Fitting the Cobbler’s Kid for New Shoes

Our little house – courtesy of Googlemaps, as apparently I haven’t taken a photo of it since purchase.

I suspect that many of my clients believe that I live in a beautiful, perfectly restored, historic palace, where every element is carefully planned and selected. Only the ‘historic’ part is true, as in reality I live in a wee little bungalow that has suffered through a number of enthusiastic home-improvement attempts that stalled out before completion. We have a living room with partially-repaired plaster: it’s needed paint and a picture molding put up for approximately three and a half years. Then the kitchen… you get the idea.

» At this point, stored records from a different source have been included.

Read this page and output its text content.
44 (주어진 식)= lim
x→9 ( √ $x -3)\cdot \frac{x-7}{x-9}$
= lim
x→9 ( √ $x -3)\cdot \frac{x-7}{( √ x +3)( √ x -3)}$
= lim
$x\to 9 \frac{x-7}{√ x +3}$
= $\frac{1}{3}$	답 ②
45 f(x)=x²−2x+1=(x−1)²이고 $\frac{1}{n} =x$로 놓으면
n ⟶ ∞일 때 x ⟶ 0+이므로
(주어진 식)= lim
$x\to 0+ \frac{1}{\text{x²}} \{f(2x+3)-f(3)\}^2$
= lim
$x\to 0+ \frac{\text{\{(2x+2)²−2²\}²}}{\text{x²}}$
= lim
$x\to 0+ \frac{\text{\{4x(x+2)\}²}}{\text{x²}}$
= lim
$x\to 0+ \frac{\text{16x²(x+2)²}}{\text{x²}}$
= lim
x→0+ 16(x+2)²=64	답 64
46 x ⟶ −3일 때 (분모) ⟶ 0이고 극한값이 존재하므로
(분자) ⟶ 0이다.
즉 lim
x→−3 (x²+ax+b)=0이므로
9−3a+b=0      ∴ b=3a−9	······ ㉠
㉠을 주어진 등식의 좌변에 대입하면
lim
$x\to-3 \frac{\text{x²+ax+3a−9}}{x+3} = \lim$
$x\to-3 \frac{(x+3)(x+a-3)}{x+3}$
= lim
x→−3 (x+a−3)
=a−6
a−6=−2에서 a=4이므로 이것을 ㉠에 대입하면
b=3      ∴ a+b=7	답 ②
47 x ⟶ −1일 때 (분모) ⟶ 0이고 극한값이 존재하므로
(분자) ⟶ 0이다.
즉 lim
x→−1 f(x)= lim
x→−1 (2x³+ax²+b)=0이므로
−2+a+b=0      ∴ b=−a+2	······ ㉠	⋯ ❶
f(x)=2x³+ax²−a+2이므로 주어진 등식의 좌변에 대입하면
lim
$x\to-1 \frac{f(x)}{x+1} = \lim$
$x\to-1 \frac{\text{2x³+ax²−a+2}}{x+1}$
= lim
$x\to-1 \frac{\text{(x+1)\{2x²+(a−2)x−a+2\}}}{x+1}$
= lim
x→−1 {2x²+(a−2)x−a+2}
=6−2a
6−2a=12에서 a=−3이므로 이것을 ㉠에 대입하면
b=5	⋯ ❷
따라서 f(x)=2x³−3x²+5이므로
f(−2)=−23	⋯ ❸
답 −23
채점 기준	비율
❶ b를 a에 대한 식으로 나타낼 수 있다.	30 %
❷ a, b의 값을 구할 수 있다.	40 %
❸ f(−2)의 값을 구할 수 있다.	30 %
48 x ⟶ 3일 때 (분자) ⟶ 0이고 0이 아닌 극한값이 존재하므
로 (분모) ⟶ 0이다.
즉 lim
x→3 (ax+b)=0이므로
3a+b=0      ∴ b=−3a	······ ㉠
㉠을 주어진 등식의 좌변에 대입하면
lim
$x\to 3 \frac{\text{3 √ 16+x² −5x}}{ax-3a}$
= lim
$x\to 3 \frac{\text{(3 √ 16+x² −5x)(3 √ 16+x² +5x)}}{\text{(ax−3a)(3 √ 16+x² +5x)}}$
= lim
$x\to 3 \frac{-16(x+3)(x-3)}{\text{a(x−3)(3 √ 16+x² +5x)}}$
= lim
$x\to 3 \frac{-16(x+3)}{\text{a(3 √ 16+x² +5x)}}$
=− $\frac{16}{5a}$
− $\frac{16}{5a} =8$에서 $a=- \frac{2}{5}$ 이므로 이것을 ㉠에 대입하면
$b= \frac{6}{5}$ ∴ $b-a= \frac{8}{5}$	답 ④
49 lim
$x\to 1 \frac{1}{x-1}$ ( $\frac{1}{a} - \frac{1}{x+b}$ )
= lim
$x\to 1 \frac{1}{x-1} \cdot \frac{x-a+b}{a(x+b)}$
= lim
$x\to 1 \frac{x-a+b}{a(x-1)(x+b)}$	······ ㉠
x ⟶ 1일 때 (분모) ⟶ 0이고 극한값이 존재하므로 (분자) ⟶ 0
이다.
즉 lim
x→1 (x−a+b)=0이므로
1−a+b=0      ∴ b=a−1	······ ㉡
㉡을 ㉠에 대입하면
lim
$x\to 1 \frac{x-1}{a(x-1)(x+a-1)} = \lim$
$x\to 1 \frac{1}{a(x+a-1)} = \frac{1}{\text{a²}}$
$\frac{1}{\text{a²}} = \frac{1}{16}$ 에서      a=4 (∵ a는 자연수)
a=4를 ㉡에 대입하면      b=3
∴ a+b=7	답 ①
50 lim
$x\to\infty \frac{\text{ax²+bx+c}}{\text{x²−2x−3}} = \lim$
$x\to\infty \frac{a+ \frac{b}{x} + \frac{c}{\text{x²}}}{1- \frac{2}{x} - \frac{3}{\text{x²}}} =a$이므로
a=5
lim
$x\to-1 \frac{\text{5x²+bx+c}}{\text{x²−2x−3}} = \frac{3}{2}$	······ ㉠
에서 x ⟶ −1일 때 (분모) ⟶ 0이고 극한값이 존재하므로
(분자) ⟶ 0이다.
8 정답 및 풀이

Our bathroom is particularly bad, however. We successfully replaced the giant pedestal sink with a much more petite vanity, but in the process wreaked havoc with the drywall. In all honesty, the drywall was pretty rough to begin with, as I stripped the wallpaper off of the bathroom when we first moved in and did nothing to smooth out the glue before painting it, six plus years ago. I do my best with some happy-bright-saturated colors, but I know the truth behind the shower curtain.

Honey onyx hex tiles – perfect combo of traditional and textural for my small space, and the eventual bath floor.

But now, hope is on the horizon! We have decided to bite the bullet and fix up the bathroom, taking off the horrible vinyl bath surround, tiling up the walls, replacing the toilet, and generally making things right. The one budget compromise – we’ll leave the existing (miserable) tile on the floor, as it runs into the hallway and opens up another can of worms. I have my fantasy future bath floor in mind, however: the marble or onyx versions of the traditional patterns: hex, dogbone, basket weave, even octagon-and-dot.
After some mad fantasizing about $42-a-piece glass tiles that had me all excited, I readjusted my expectations and headed off to the store, feeling like it should be simple: I know roughly what is available, what prices are reasonable, where to go, what would match with my existing floor, and what is appropriate for my house (both in terms of era and value). But then, confronted with a world of possibilities, my head kind of exploded… and my sympathy for my clients skyrocketed. This selection stuff is way harder when it’s for your own house!

I came home, armed with an array of samples, and came to a conclusion of what would work best with my dream floor, the current floor, and the white subway wainscot that is a definite – and my husband doesn’t like it. He’ll live with it, he says… but who wants to just live with it? That’s what we have been doing since we moved in, after all.

Clearly, it would have been too easy to end up with the first selection out there – so I’ll head back into the thick of it again soon, and keep posting about my project whenever there’s a development. After all, my clients should be right: I should live in a perfectly-restored, adorable historic home, where every element is well considered… better start somewhere.